To that end, here are four positive reasons why when it comes to starting a family:
Babies require a great investment from parents. The expense of their care, as well as the opportunity costs resulting from lost income, can be daunting even for marriages in a strong financial position. Those costs can seem more overwhelming for couples struggling through an economic downturn. Starting a family requires couples to show good economic stewardship, but raising a child need not be out of reach even in tight times.
Unlike many of the depreciating assets people take on, babies are a source of wealth, delivering a return on investment that is beyond measure. No cost/benefit analysis can capture the true value of a new little person. Children are truly priceless.
One of the few welcome side effects of the economic crunch that hit in late 2008 was that people became more likely to look beyond their wallets in order to experience the truly good things in life. After getting the message for so long that children stand in the way of exotic vacations and a catalog house filled with cool gadgets, many couples discovered that it's those (often disappointing) pursuits that stand in the way of experiencing the joys of parenthood.

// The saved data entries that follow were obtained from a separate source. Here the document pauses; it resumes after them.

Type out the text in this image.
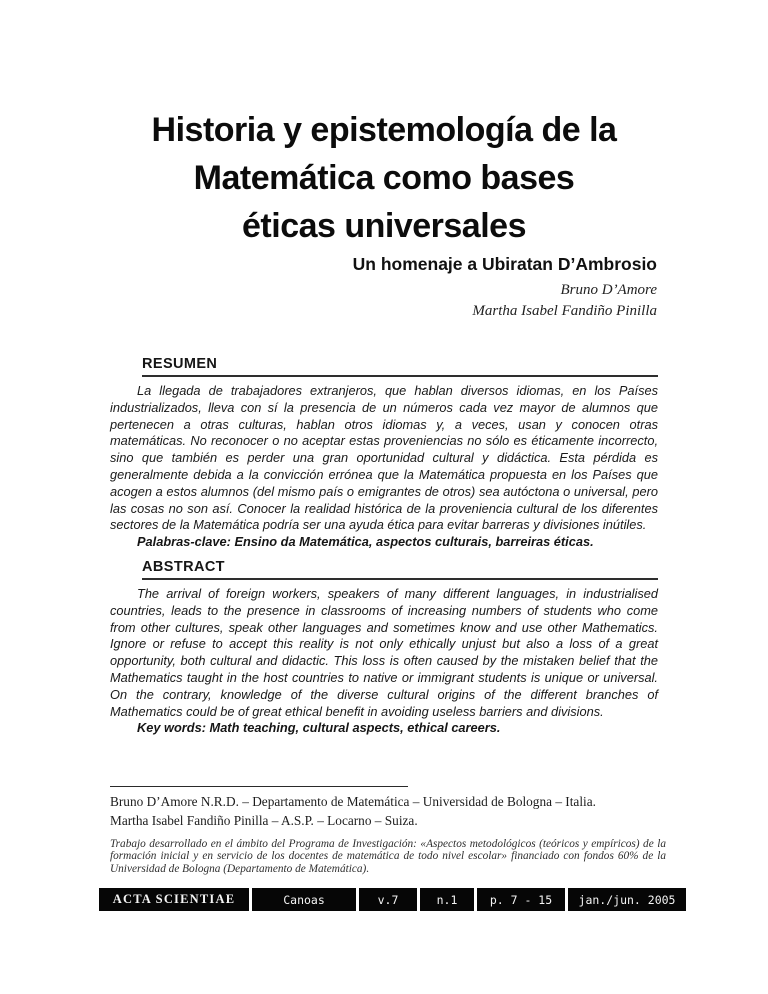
Historia y epistemología de la
Matemática como bases
éticas universales
Un homenaje a Ubiratan D’Ambrosio
Bruno D’Amore
Martha Isabel Fandiño Pinilla
RESUMEN
La llegada de trabajadores extranjeros, que hablan diversos idiomas, en los Países industrializados, lleva con sí la presencia de un números cada vez mayor de alumnos que pertenecen a otras culturas, hablan otros idiomas y, a veces, usan y conocen otras matemáticas. No reconocer o no aceptar estas proveniencias no sólo es éticamente incorrecto, sino que también es perder una gran oportunidad cultural y didáctica. Esta pérdida es generalmente debida a la convicción errónea que la Matemática propuesta en los Países que acogen a estos alumnos (del mismo país o emigrantes de otros) sea autóctona o universal, pero las cosas no son así. Conocer la realidad histórica de la proveniencia cultural de los diferentes sectores de la Matemática podría ser una ayuda ética para evitar barreras y divisiones inútiles.
Palabras-clave: Ensino da Matemática, aspectos culturais, barreiras éticas.
ABSTRACT
The arrival of foreign workers, speakers of many different languages, in industrialised countries, leads to the presence in classrooms of increasing numbers of students who come from other cultures, speak other languages and sometimes know and use other Mathematics. Ignore or refuse to accept this reality is not only ethically unjust but also a loss of a great opportunity, both cultural and didactic. This loss is often caused by the mistaken belief that the Mathematics taught in the host countries to native or immigrant students is unique or universal. On the contrary, knowledge of the diverse cultural origins of the different branches of Mathematics could be of great ethical benefit in avoiding useless barriers and divisions.
Key words: Math teaching, cultural aspects, ethical careers.
Bruno D’Amore N.R.D. – Departamento de Matemática – Universidad de Bologna – Italia.
Martha Isabel Fandiño Pinilla – A.S.P. – Locarno – Suiza.
Trabajo desarrollado en el ámbito del Programa de Investigación: «Aspectos metodológicos (teóricos y empíricos) de la formación inicial y en servicio de los docentes de matemática de todo nivel escolar» financiado con fondos 60% de la Universidad de Bologna (Departamento de Matemática).
ACTA SCIENTIAE	Canoas	v.7	n.1	p. 7 - 15	jan./jun. 2005
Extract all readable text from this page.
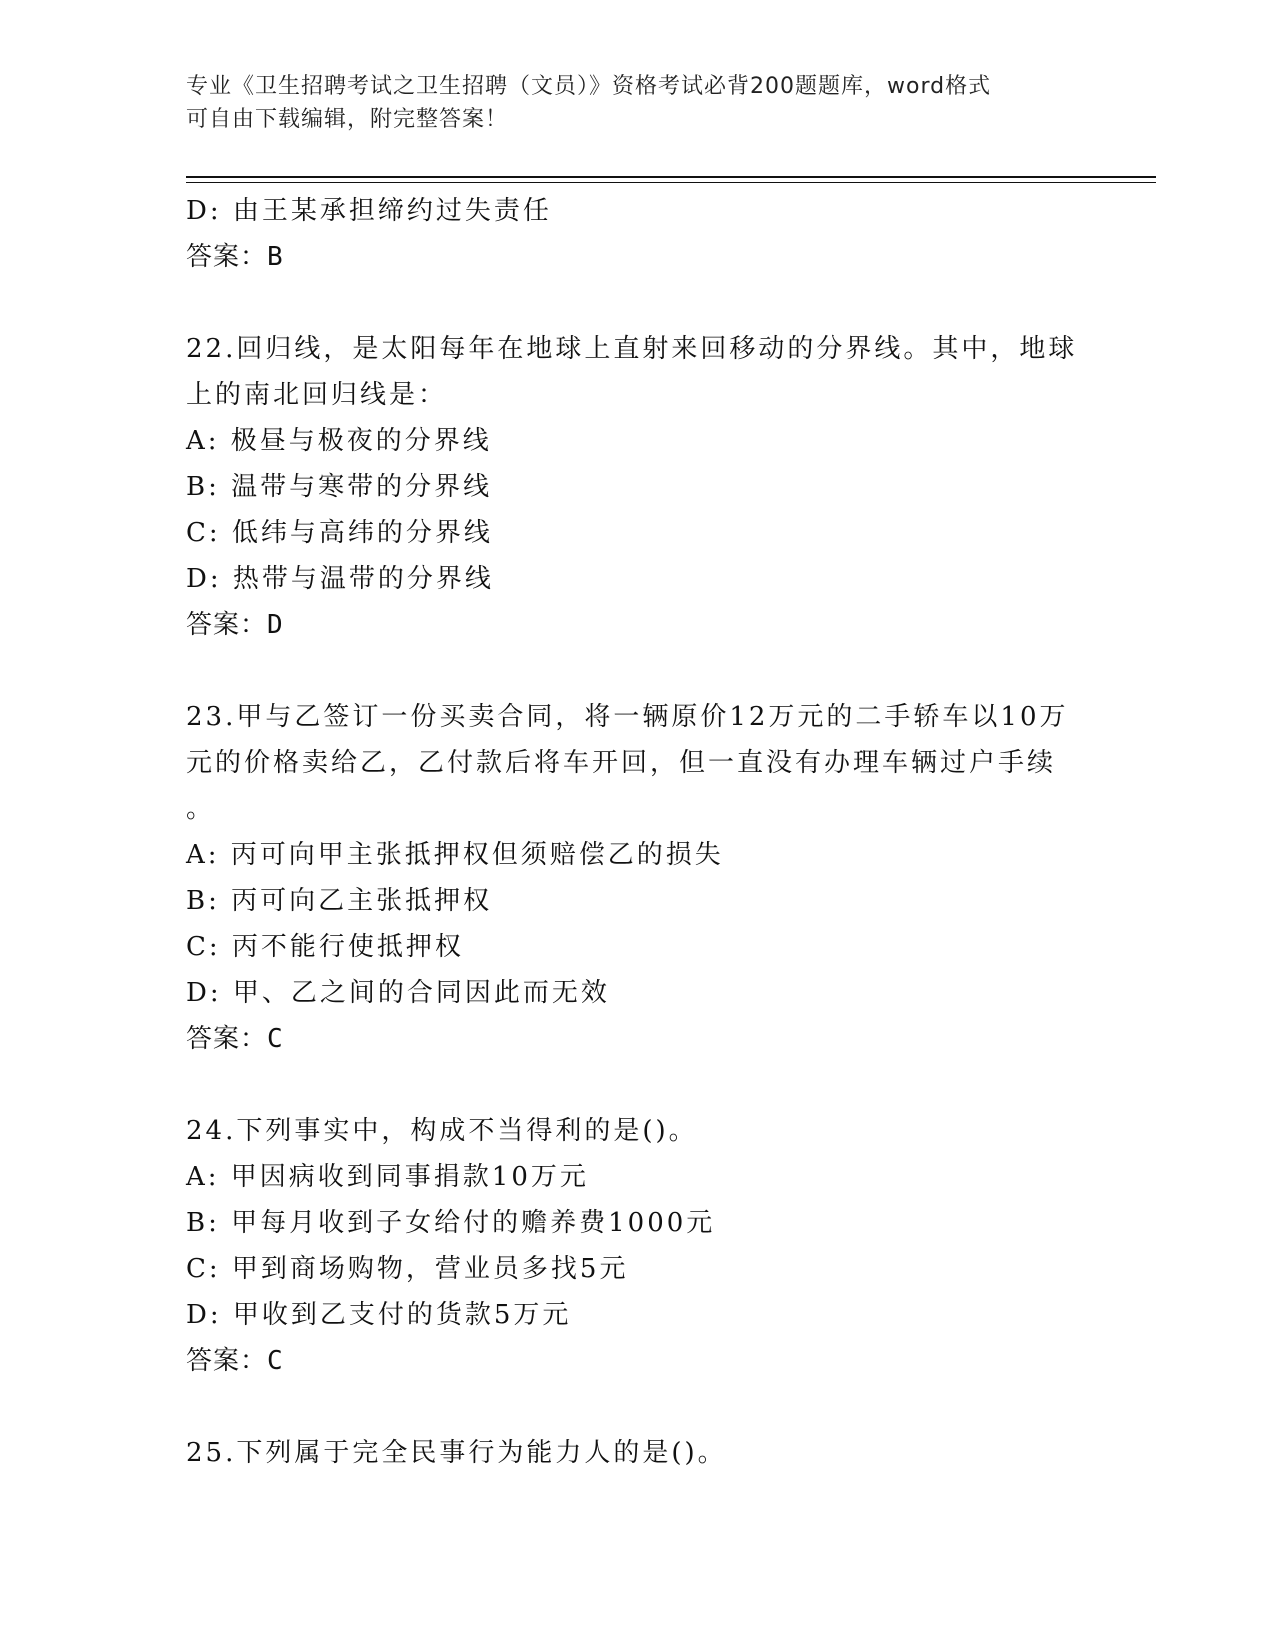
专业《卫生招聘考试之卫生招聘（文员）》资格考试必背200题题库，word格式
可自由下载编辑，附完整答案！
D: 由王某承担缔约过失责任
答案：B
22.回归线，是太阳每年在地球上直射来回移动的分界线。其中，地球
上的南北回归线是：
A: 极昼与极夜的分界线
B: 温带与寒带的分界线
C: 低纬与高纬的分界线
D: 热带与温带的分界线
答案：D
23.甲与乙签订一份买卖合同，将一辆原价12万元的二手轿车以10万
元的价格卖给乙，乙付款后将车开回，但一直没有办理车辆过户手续
。
A: 丙可向甲主张抵押权但须赔偿乙的损失
B: 丙可向乙主张抵押权
C: 丙不能行使抵押权
D: 甲、乙之间的合同因此而无效
答案：C
24.下列事实中，构成不当得利的是()。
A: 甲因病收到同事捐款10万元
B: 甲每月收到子女给付的赡养费1000元
C: 甲到商场购物，营业员多找5元
D: 甲收到乙支付的货款5万元
答案：C
25.下列属于完全民事行为能力人的是()。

The Bible tells us that children are a blessing, but that message seems at odds with the headaches our culture insists children bring. Yet new life continues to offer the wonder and goodness that often eludes us. It gives us a chance to see the world through fresh eyes – restoring the magic and innocence that tend to fade with age. It teaches us more about the "life of love" that God calls us to as His "dearly loved children" (Ephesians 5:1-2). And it gives mere mortals an opportunity to touch the divine – to participate with God in making a new creation in His image.
Babies require great care – especially as they transition from toddlers to teenagers. Parenting is not for the faint of heart. It is grueling at many levels, and this can be intimidating for many couples who don't feel particularly mature. But it's when committing to the needs of a new life that couples are stretched into greater maturity. Children shape our souls like few other things in life, conditioning us to be more other-centered and to take a longer view of life. The demands of children that frighten so many would-be parents are in fact a crucible that can bring out the person God designed them to be.
Many couples reading today's headlines are convinced that this world is too unstable – how can you subject children to such a place? And you can hardly blame them. Trying to raise a child in our current culture can feel like trying to raise a flower in the crack of a New York City sidewalk. But while fear and anxiety are natural emotions for would-be parents, the choice to be fruitful is an enduring and courageous encounter with hope.
In his book The Mystery of Children, Mike Mason describes babies as "renewers, groundbreakers and world-shakers, bearers of new seed, heralds of a new age." Instead of letting the problems around us frighten us away from having children, we should recognize God's pattern of using new life to fix those problems, to bring renewal and fresh hope.